Continuing the previous absolute addressing example, we take this input:
XOR CL, [12H]
...and we arrive at the 32-bit machine code like so:
Beginning with the opcode byte first, it remains the same, 32H. Consulting the Intel IA-32 manual, Volume 2C, Chapter 5, "XOR"--we see this opcode defines that a) it requires 2 operands, b) the operands have a direction, and the first operand is the destination, c) the first operand is a register of 8-bits width, d) the second operand is also 8-bit but can be either a register or memory address, and e) the destination register CL will be overridden to contain the result of the operation. This fits our case above, because the first operand is CL ("L" meaning lower 8-bits of the "C" register), and the second operand is a reference to the value stored in memory at 12H (a direct/absolute pointer or address reference). It doesn't look like we need any prefix bytes to get the operand sizes we want.
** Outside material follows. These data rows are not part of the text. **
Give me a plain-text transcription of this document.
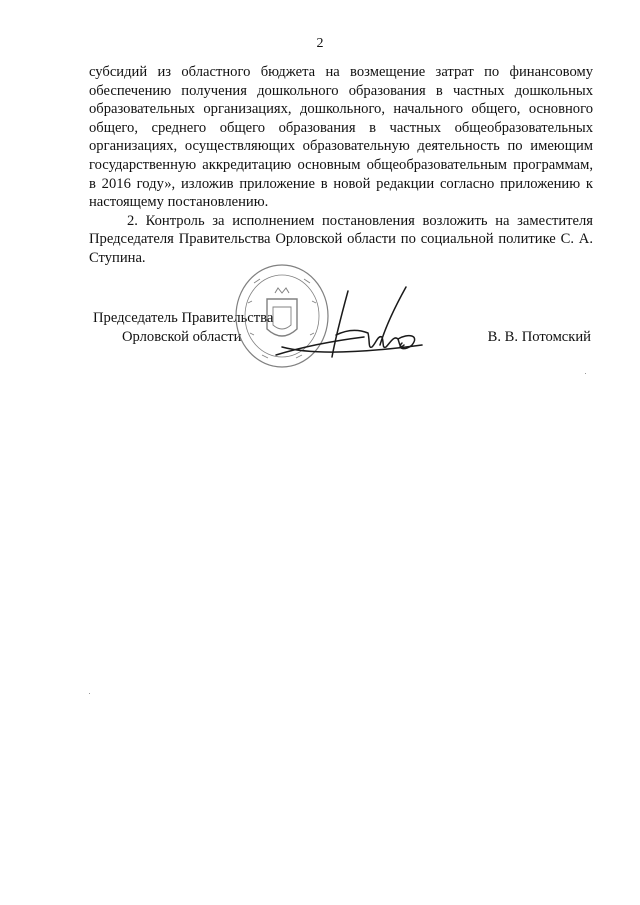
2

субсидий из областного бюджета на возмещение затрат по финансовому обеспечению получения дошкольного образования в частных дошкольных образовательных организациях, дошкольного, начального общего, основного общего, среднего общего образования в частных общеобразовательных организациях, осуществляющих образовательную деятельность по имеющим государственную аккредитацию основным общеобразовательным программам, в 2016 году», изложив приложение в новой редакции согласно приложению к настоящему постановлению.

2. Контроль за исполнением постановления возложить на заместителя Председателя Правительства Орловской области по социальной политике С. А. Ступина.

Председатель Правительства
Орловской области	В. В. Потомский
Now we know we need a ModR/M byte, because the opcode requires it; a) it requires more than zero operands, and b) they are not defined within the opcode or any prefix, and c) there is no Immediate operand. So again we consult the Intel manual, Volume 2A, Chapter 2, Section 2.1.5 "Addressing-Mode Encoding of ModR/M and SIB Bytes", Table 2-2 "32-Bit Addressing Forms with the ModR/M Byte". We know the first operand is going to be our destination register. CL, so we see that maps to REG=001b. Next we look for an Effective Address formula which matches our second operand, which is a displacement with no register (and therefore no segment, base, scale, or index). The nearest match is going to be disp32, but reading the table is tricky because of the footnotes. Basically our formula is not in that table, the one we want requires a SIB byte noted as [--][--], which tells us we need to specify Mod=00b, R/M=100b to enable the SIB byte. Our second byte is therefore 00001100b or 0CH.
We know the SIB byte, if it is used, always follows the ModR/M byte, so we continue to the next Table 2-3 "32-Bit Addressing Forms with the SIB Byte" in the Intel manual, and look for the combination of Scale, Index, and Base values which will give us the disp32 formula we need. Notice there is a footnote [*], this basically tells us to specify Scale=00b, Index=100b, Base=101b which means disp32 with no index, no scale, and no base. So our third byte is now 25H.
We know the Displacement byte, if used, always follows the ModR/M and SIB byte, so here we simply specify our 32-bit unsigned integer value in little-endian, meaning our next four bytes are 12000000H.
Finally, we have our machine code:
XOR CL, [12H] = 00110010 00001100 00100101 00010010 00000000 00000000 00000000 = 32 0C 25 12 00 00 00
This instruction works in both 32-bit Protected mode and 64-bit Long mode.